Cada mulher violada tem a sua história. E cada história é tão dura e difícil de viver quanto a que vem a seguir. Pensei que já tinha visto e ouvido a pior das coisas, mas sou surpreendido porque, a cada momento, descubro que há histórias piores do que as que tinha conhecido antes. Quando me perguntam pela pior história, questiono-me: por qual é que começo? Conheci uma mulher que veio ao hospital. Quando se tornou escrava sexual toda a sua família foi morta pelos violadores. Ela ficou sozinha no mundo. Mas estava grávida dos que exterminaram a sua família. Um mês depois deu à luz e disse-me que não podia viver com esta criança, porque cada vez que olhava para ela tinha a imagem de toda a família desaparecida. Ficar com aquela criança era uma lembrança constante do que aconteceu e isso fazia-lhe mal. Mas a criança é completamente inocente.
Alguma vez sentiu medo?
Quando uma arma entra na sua casa, os seus filhos são feitos reféns e disparam contra si. Quando, sem querer, o segurança que o acompanha há 20 anos é atingido pela bala. Quando cai e pensa que está morto. E, quase por milagre, está vivo. Quando está coberto pelo sangue de alguém que lhe foi muito próximo, que sempre o serviu com lealdade, e que, para o salvar, é ele que morre... É preciso não ser humano para não se ter medo.

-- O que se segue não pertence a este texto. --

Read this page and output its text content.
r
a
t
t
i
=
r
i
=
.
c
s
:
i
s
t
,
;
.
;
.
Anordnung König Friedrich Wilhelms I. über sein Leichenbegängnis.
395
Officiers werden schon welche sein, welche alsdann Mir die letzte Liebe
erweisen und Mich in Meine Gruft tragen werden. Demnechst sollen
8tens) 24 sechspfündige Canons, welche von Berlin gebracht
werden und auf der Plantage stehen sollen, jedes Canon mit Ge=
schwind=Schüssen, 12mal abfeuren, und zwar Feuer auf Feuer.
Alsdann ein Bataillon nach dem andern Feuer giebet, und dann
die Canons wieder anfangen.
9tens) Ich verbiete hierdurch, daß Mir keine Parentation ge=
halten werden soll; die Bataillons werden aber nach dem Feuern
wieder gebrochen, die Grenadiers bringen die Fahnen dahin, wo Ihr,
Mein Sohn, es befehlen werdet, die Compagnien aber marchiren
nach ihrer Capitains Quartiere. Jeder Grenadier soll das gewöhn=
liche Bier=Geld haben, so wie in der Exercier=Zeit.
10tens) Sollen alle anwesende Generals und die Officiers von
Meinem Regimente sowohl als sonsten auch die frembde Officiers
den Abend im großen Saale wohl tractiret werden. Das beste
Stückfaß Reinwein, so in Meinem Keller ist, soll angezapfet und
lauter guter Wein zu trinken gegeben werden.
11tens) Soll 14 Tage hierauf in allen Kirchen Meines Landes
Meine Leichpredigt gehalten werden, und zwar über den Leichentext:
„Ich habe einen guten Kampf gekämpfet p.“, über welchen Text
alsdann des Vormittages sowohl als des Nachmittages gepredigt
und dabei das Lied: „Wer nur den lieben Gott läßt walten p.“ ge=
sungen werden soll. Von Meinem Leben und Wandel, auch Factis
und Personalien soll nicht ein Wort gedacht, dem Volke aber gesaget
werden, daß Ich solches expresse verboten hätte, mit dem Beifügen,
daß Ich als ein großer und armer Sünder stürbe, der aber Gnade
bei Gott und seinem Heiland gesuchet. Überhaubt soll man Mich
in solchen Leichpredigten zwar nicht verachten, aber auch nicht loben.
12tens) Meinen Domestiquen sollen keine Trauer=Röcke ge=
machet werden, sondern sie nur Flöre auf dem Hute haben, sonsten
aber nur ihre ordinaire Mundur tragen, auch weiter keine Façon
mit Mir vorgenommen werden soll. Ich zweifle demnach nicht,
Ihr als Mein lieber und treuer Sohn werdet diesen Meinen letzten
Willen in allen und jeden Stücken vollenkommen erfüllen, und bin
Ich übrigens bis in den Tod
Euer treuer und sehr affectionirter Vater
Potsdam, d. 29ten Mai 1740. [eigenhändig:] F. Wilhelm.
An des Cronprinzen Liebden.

Nada mudou desde que começou?
Há 16 anos que trabalho com estas mulheres e o que vejo é muito mais uma mudança de método, mas a violência continua. Como a impunidade parece estar consagrada, o que acontece é que, infelizmente, quem comete as violações continua a fazê-lo com total impunidade. Até podemos ver uma diminuição dos números, mas a gravidade das lesões aumentou.
Trata estas vítimas no hospital, mas também tenta consciencializar as pessoas para os crimes. Qual das duas é mais importante?
Tratei mulheres há 12, 13 ou 14 anos. E as filhas, que são fruto de violações, já tiveram filhas que também foram violadas. Ou seja, já tratei três gerações de mulheres vítimas de violação. E, às vezes, uma mulher é violada duas vezes. Por isso, optei por deixar mais vezes o hospital para alertar a comunidade internacional de que é inaceitável que seres humanos sejam tratados desta maneira. Quando há uma situação de guerra, tudo é permitido e as pessoas cometem atos ignóbeis sobre as mulheres que destroem toda a família e o tecido social. É muito importante travar isto. Às mulheres que precisam de tratamento, é óbvio que temos de dar tratamento, porque elas já são vítimas, mas se só nos ficarmos por aí, e não fizermos mais nada, estamos a seguir por um mau caminho.
O Sakharov, sendo um prémio europeu, é ainda mais importante?
Este prémio, em relação a outros, tem algo muito importante. É dado pelo Parlamento Europeu, onde se sentam 750 representantes do povo, que representam 500 milhões de pessoas. Para mim é uma caixa de ressonância sem precedentes. Estou certo de que todos juntos, com vontade política, podemos permitir às mulheres terem uma vida normal mesmo em cenário de conflito.